This article is written for those who want to get better at using price to earnings ratios (P/E ratios). We’ll show how you can use SolarEdge Technologies Inc’s (NASDAQ:SEDG) P/E ratio to inform your assessment of the investment opportunity. SolarEdge Technologies has a price to earnings ratio of 13.17, based on the last twelve months. That corresponds to an earnings yield of approximately 7.6%.
How Do I Calculate A Price To Earnings Ratio?
The formula for price to earnings is:
Price to Earnings Ratio = Share Price ÷ Earnings per Share (EPS)
Or for SolarEdge Technologies:
P/E of 13.17 = $39.98 ÷ $3.04 (Based on the trailing twelve months to September 2018.)
Is A High Price-to-Earnings Ratio Good?
A higher P/E ratio implies that investors pay a higher price for the earning power of the business. That is not a good or a bad thing per se, but a high P/E does imply buyers are optimistic about the future.
How Growth Rates Impact P/E Ratios
Earnings growth rates have a big influence on P/E ratios. When earnings grow, the ‘E’ increases, over time. That means unless the share price increases, the P/E will reduce in a few years. So while a stock may look expensive based on past earnings, it could be cheap based on future earnings.
It’s nice to see that SolarEdge Technologies grew EPS by a stonking 70% in the last year. And earnings per share have improved by 76% annually, over the last five years. So we’d generally expect it to have a relatively high P/E ratio.
How Does SolarEdge Technologies’s P/E Ratio Compare To Its Peers?
The P/E ratio indicates whether the market has higher or lower expectations of a company. We can see in the image below that the average P/E (18.8) for companies in the semiconductor industry is higher than SolarEdge Technologies’s P/E.
SolarEdge Technologies’s P/E tells us that market participants think it will not fare as well as its peers in the same industry. Since the market seems unimpressed with SolarEdge Technologies, it’s quite possible it could surprise on the upside. You should delve deeper. I like to check if company insiders have been buying or selling.

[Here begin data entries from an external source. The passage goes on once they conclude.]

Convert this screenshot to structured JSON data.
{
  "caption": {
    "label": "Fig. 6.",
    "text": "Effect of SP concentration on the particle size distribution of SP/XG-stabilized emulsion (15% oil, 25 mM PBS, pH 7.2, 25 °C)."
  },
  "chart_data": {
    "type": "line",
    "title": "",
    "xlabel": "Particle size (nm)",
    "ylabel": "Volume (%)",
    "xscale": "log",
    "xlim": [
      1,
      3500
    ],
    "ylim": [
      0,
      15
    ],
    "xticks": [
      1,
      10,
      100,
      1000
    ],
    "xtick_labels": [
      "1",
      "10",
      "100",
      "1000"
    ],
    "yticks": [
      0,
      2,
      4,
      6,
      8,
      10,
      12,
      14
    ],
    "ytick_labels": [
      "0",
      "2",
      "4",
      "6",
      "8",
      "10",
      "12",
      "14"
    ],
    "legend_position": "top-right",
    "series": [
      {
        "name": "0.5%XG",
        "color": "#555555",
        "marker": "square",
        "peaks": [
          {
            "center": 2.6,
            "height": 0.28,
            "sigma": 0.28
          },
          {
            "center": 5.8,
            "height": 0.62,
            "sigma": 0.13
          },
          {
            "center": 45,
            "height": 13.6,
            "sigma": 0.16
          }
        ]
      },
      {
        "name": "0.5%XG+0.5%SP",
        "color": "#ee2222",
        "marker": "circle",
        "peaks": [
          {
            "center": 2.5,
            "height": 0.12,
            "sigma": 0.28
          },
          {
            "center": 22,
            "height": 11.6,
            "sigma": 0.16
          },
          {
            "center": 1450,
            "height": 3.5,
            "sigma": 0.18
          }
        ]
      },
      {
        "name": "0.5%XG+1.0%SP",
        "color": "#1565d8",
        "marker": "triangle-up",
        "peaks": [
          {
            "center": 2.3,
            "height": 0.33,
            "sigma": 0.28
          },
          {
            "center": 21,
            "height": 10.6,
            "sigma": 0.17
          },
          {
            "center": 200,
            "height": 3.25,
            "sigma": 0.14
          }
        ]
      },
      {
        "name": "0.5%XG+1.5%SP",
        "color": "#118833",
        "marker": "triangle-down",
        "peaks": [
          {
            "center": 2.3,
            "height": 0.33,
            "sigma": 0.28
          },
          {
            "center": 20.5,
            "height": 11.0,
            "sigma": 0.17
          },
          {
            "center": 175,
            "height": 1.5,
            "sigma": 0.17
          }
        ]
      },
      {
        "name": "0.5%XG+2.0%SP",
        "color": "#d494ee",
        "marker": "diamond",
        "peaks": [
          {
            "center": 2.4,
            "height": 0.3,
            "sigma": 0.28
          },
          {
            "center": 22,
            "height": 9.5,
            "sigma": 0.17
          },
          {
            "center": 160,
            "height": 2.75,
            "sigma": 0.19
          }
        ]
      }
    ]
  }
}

Don’t Forget: The P/E Does Not Account For Debt or Bank Deposits
The ‘Price’ in P/E reflects the market capitalization of the company. Thus, the metric does not reflect cash or debt held by the company. In theory, a company can lower its future P/E ratio by using cash or debt to invest in growth.
Such expenditure might be good or bad, in the long term, but the point here is that the balance sheet is not reflected by this ratio.
SolarEdge Technologies’s Balance Sheet
SolarEdge Technologies has net cash of US$349m. That should lead to a higher P/E than if it did have debt, because its strong balance sheets gives it more options.
The Bottom Line On SolarEdge Technologies’s P/E Ratio
SolarEdge Technologies has a P/E of 13.2. That’s below the average in the US market, which is 17.9. The net cash position gives plenty of options to the business, and the recent improvement in EPS is good to see. The relatively low P/E ratio implies the market is pessimistic.
Investors have an opportunity when market expectations about a stock are wrong. As value investor Benjamin Graham famously said, ‘In the short run, the market is a voting machine but in the long run, it is a weighing machine.’ So this free visualization of the analyst consensus on future earnings could help you make the right decision about whether to buy, sell, or hold.
But note: SolarEdge Technologies may not be the best stock to buy. So take a peek at this free list of interesting companies with strong recent earnings growth (and a P/E ratio below 20).
To help readers see past the short term volatility of the financial market, we aim to bring you a long-term focused research analysis purely driven by fundamental data. Note that our analysis does not factor in the latest price-sensitive company announcements.